Keltisches Horoskop

Das geheimnisvolle Volk der Kelten war einst über ganz West- und Mitteleuropa verbreitet und lebt noch heute als Minderheit in Schottland, Wales, Irland und der Bretagne. Da die Kelten aufmerksame Beobachter der Natur waren, wird ihnen ein Horoskop zugeschrieben, das angeblich lange vor unserer Zeitrechnung von ihren Druiden geschaffen wurde.

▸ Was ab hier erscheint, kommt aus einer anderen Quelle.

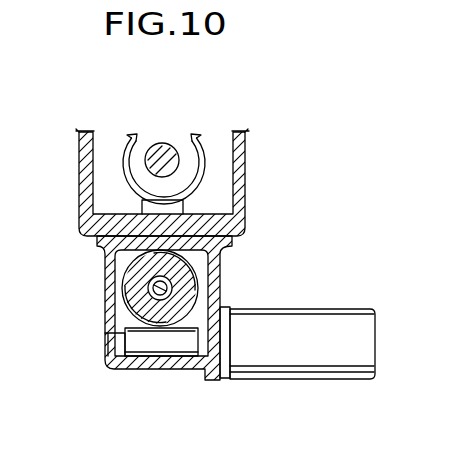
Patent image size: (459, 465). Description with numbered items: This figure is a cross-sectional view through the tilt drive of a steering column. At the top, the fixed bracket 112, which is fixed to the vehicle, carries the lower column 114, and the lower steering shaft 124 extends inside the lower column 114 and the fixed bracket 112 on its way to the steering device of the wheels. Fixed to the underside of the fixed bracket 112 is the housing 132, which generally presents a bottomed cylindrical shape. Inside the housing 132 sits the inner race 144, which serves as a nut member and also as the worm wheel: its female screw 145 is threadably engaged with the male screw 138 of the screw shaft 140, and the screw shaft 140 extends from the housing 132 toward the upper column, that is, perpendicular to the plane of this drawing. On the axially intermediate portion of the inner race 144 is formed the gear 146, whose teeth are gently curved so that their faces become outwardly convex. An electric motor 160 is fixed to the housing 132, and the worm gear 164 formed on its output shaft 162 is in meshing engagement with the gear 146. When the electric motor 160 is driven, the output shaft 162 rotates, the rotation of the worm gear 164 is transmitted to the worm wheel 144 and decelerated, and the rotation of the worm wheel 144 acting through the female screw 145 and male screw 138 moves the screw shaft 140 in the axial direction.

Dieses Horoskop gibt das Jahr als einen Kreis wieder, der aus 21 unterschiedlichen Bäumen besteht, bei denen es sich um Apfelbaum, Ulme, Tanne, Pappel, Zypresse, Linde, Kiefer, Ahorn, Eiche, Eberesche, Ölbaum, Esche, Nussbaum, Buche, Feigenbaum, Weide, Kastanie, Haselbaum, Birke, Hainbuche und nicht zuletzt um den Zürgelbaum handelt, der oft fälschlicherweise als Zeder widergegeben wird.

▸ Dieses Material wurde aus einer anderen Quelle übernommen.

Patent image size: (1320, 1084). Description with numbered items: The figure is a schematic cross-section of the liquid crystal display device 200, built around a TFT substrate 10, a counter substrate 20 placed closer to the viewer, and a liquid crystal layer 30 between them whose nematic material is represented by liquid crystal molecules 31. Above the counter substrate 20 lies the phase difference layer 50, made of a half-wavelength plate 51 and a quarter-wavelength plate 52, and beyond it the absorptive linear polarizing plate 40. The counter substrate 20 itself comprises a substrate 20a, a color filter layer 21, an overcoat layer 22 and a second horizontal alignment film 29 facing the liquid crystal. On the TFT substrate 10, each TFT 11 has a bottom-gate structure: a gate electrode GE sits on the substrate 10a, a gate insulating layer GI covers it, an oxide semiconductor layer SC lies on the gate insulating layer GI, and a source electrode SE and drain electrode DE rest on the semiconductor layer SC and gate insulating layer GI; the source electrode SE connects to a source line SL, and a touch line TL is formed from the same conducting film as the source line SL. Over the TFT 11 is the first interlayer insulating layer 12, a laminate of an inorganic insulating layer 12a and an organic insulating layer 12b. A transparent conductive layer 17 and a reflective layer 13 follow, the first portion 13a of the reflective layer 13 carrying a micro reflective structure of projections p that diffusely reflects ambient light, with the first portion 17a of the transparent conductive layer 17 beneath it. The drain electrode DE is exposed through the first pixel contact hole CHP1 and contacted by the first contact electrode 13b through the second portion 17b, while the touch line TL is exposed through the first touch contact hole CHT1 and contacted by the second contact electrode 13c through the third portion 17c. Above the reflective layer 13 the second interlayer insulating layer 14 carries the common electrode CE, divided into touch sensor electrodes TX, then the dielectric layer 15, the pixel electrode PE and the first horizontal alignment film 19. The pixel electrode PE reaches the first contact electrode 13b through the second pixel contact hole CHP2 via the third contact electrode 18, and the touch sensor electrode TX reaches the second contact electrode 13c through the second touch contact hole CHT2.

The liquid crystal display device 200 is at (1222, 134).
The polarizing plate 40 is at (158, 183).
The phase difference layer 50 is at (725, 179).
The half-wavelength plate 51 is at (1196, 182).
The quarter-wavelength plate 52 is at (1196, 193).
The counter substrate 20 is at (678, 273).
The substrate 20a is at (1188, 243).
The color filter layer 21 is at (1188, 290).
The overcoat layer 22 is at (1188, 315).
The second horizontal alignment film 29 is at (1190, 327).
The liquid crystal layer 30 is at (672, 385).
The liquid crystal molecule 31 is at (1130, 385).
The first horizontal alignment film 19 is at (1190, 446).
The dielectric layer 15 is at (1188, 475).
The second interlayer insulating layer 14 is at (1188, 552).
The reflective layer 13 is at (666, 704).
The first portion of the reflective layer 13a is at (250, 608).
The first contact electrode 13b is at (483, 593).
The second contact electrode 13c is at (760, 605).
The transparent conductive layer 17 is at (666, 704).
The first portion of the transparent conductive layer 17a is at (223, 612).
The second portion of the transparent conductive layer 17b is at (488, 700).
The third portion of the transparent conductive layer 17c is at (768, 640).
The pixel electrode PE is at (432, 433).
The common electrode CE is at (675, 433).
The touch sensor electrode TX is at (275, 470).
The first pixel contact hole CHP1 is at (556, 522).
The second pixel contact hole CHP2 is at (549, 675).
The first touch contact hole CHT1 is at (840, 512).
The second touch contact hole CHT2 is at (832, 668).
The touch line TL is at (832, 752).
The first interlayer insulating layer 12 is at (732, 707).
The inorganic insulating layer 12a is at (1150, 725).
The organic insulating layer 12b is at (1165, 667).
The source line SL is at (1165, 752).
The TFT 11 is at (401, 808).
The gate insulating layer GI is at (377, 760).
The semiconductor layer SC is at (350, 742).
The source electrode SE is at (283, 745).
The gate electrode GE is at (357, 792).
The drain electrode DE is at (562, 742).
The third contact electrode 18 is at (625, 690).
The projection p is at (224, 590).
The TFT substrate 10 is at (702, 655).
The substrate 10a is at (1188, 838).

Die Kelten sollen ein ganzes Jahr in zwei Halbjahre gegliedert haben, in denen insgesamt 17 Bäume jeweils einmal vorkamen. Die übrigen vier Bäume – das sind Eiche, Ölbaum, Buche und Birke – kamen hingegen nur einmal im gesamten Jahr vor. Während jene Bäume, die zweimal pro Jahr aufschienen, je zwei Zeitabschnitte à circa zehn Tage dominierten, herrschten jene Bäume, die nur einmal pro Jahr vorkamen, jeweils nur über einen einzigen Tag. Gleichzeitig wurden jedem Baum typische Wesenszüge zugeschrieben, die auf jene Menschen übertragen wurden, die in dessen Phase das Licht der Welt erblickten.

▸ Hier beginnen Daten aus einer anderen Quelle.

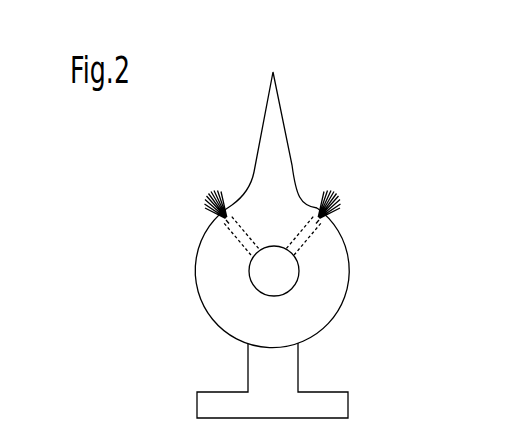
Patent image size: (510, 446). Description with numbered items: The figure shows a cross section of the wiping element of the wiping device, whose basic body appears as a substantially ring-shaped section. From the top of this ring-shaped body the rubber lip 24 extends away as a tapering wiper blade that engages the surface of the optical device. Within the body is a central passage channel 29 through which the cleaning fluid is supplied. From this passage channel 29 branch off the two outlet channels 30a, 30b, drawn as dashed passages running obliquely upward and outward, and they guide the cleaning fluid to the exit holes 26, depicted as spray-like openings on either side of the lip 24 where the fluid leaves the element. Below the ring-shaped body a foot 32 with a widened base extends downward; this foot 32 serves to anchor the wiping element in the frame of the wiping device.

The rubber lip 24 is at (275, 145).
The exit holes 26 is at (336, 215).
The central passage channel 29 is at (287, 283).
The outlet channel 30a is at (313, 254).
The outlet channel 30b is at (233, 254).
The foot 32 is at (258, 371).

An dieser Stelle soll nicht verschwiegen werden, dass das keltische Horoskop umstritten ist: Es gilt als erwiesen, dass es auf die Journalistin Paule Delsol zurückgeht, die es vor rund vier Jahrzehnten für die französische Zeitschrift „Marie Claire“ entwickelte. Ungeachtet dessen erzielt das Baumhoroskop erstaunliche Trefferquoten, die noch höher sind, wenn es auf Grundlage der westlichen Astrologie berechnet wird, wie das auf diesem Portal der Fall ist!